Mechanisms of Vascular Aging

Abstract

Aging of the vasculature plays a central role in morbidity and mortality of older people. To develop novel treatments for amelioration of unsuccessful vascular aging and prevention of age-related vascular pathologies, it is essential to understand the cellular and functional changes that occur in the vasculature during aging. In this review, the pathophysiological roles of fundamental cellular and molecular mechanisms of aging, including oxidative stress, mitochondrial dysfunction, impaired resistance to molecular stressors, chronic low-grade inflammation, genomic instability, cellular senescence, epigenetic alterations, loss of protein homeostasis, deregulated nutrient sensing, and stem cell dysfunction in the vascular system are considered in terms of their contribution to the pathogenesis of both microvascular and macrovascular diseases associated with old age. The importance of progeronic and antigeronic circulating factors in relation to development of vascular aging phenotypes are discussed. Finally, future directions and opportunities to develop novel interventions to prevent/delay age-related vascular pathologies by targeting fundamental cellular and molecular aging processes are presented.

Keywords: atherosclerosis; inflammation; phenotype; proteostasis; stem cells.

Figure 1:. Conceptual model for the role of cell-autonomous and non-cell-autonomous mechanisms in vascular aging.

The model predicts that circulating pro-geronic (e.g. inflammatory cytokines, RAS/renin-angiotensin system, aldosterone) and anti-geronic factors (e.g.

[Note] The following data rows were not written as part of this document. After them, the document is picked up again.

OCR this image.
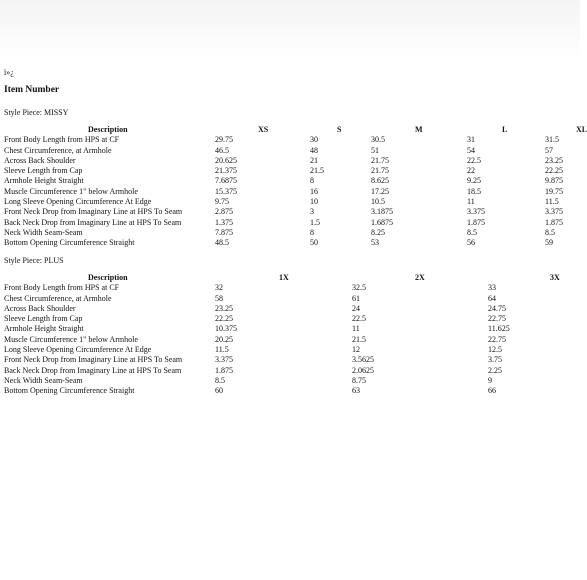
ï»¿
Item Number
Style Piece: MISSY
Description	XS	S	M	L	XL
Front Body Length from HPS at CF	29.75	30	30.5	31	31.5
Chest Circumference, at Armhole	46.5	48	51	54	57
Across Back Shoulder	20.625	21	21.75	22.5	23.25
Sleeve Length from Cap	21.375	21.5	21.75	22	22.25
Armhole Height Straight	7.6875	8	8.625	9.25	9.875
Muscle Circumference 1" below Armhole	15.375	16	17.25	18.5	19.75
Long Sleeve Opening Circumference At Edge	9.75	10	10.5	11	11.5
Front Neck Drop from Imaginary Line at HPS To Seam	2.875	3	3.1875	3.375	3.375
Back Neck Drop from Imaginary Line at HPS To Seam	1.375	1.5	1.6875	1.875	1.875
Neck Width Seam-Seam	7.875	8	8.25	8.5	8.5
Bottom Opening Circumference Straight	48.5	50	53	56	59
Style Piece: PLUS
Description	1X	2X	3X
Front Body Length from HPS at CF	32	32.5	33
Chest Circumference, at Armhole	58	61	64
Across Back Shoulder	23.25	24	24.75
Sleeve Length from Cap	22.25	22.5	22.75
Armhole Height Straight	10.375	11	11.625
Muscle Circumference 1" below Armhole	20.25	21.5	22.75
Long Sleeve Opening Circumference At Edge	11.5	12	12.5
Front Neck Drop from Imaginary Line at HPS To Seam	3.375	3.5625	3.75
Back Neck Drop from Imaginary Line at HPS To Seam	1.875	2.0625	2.25
Neck Width Seam-Seam	8.5	8.75	9
Bottom Opening Circumference Straight	60	63	66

IGF-1, mediators of caloric restriction, estrogen) derived from the brain, the endocrine system, cells of the immune system and/or the adipose tissue orchestrate aging processes simultaneously in the endothelial and smooth muscle cells within the large vessels and microcirculation. The hierarchical regulatory cascade for vascular aging involves modulation of cell-autonomous cellular and molecular aging processes. The resulting functional dysregulation of vascular cells (i.e. impaired vasomotor, barrier, secretory and transport functions of the vasculature as well as adverse structural remodeling) promote the development of a wide range of age-related vascular pathologies.

Figure 2:. Proposed scheme for mechanisms and pathological consequences of age-related oxidative stress in vascular endothelial cells.

The model predicts that in aged endothelial cells dysfunctional mitochondria and NAD(P)H oxidases are critical sources of increased ROS production. Increased levels of O₂^.- generated by the electron transport chain are dismutated to H₂O₂, which can penetrate the mitochondrial membrane increasing cytoplasmic H₂O₂ levels. Increased oxidative stress is exacerbated by age-related impairment of Nrf2-dependent homeostatic antioxidant defense mechanisms. H₂O₂ plays important signaling roles, including activation of NF-κB, which contribute to age-associated low grade chronic vascular inflammation. Increased levels of O₂^.- generated by NAD(P)H oxidases (stimulated by elevated TNFα levels and/or by the activated local renin-angiotensin system [RAS] in the vascular wall) decrease the bioavailability of NO by forming ONOO-. Increased nitrative stress lead to PARP-1 activation, which promotes vascular inflammation and contributes to cellular energetic dysfunction by consuming NAD+ , compromising sirtuin-mediated anti-aging pathways. Impaired bioavailability of NO promotes vasodilator dysfunction and compromises endothelial viability. In addition, increased vascular oxidative stress in aging also induces MMP activation, promoting the pathogenesis of intracerebral hemorrhages, aneurysm formation and blood brain barrier disruption.

Figure 3:. Mechanisms and consequences of age-related vascular inflammation.

The model predicts that multiple pathways converge on activation of inflammatory processes in the vascular tissue. During aging increased ROS production, exacerbated by Nrf2 dysfunction, enhances NF-κB activation, which promotes inflammatory cytokine and chemokine expression, microvascular endothelial activation, leukocyte adhesion and extravasation. Increased nitrative stress promotes PARP1 activation, which contributes to impaired activity of anti-inflammatory sirtuins. Sterile inflammation in the vascular wall is also exacerbated by increased secretion of inflammatory mediators from senescent cells and danger-associated molecular patterns (DAMPs), which activate innate immune system effectors, including toll-like receptors (TLRs) and the NLRP3 inflammasome complex. The aging vasculature in humans is also affected by the high prevalence of endothelium-trophic persistent cytomegalovirus (CMV) infection. Inflammatory processes contribute to a wide range of macro- and micro-vascular pathologies affecting older people.

Figure 4:. Conceptual model for the pathogenic role of cellular senescence in vascular aging.

The model predicts that increased presence of senescent endothelial and/or smooth muscle cell (SMC) in the aged vasculature and their proinflammatory secretome (SASP: senescence-associated secretory phenotype) contributes to impaired angiogenesis and microvascular rarefaction, pathological remodeling of the ECM, barrier disruption, chronic inflammation and atherogenesis.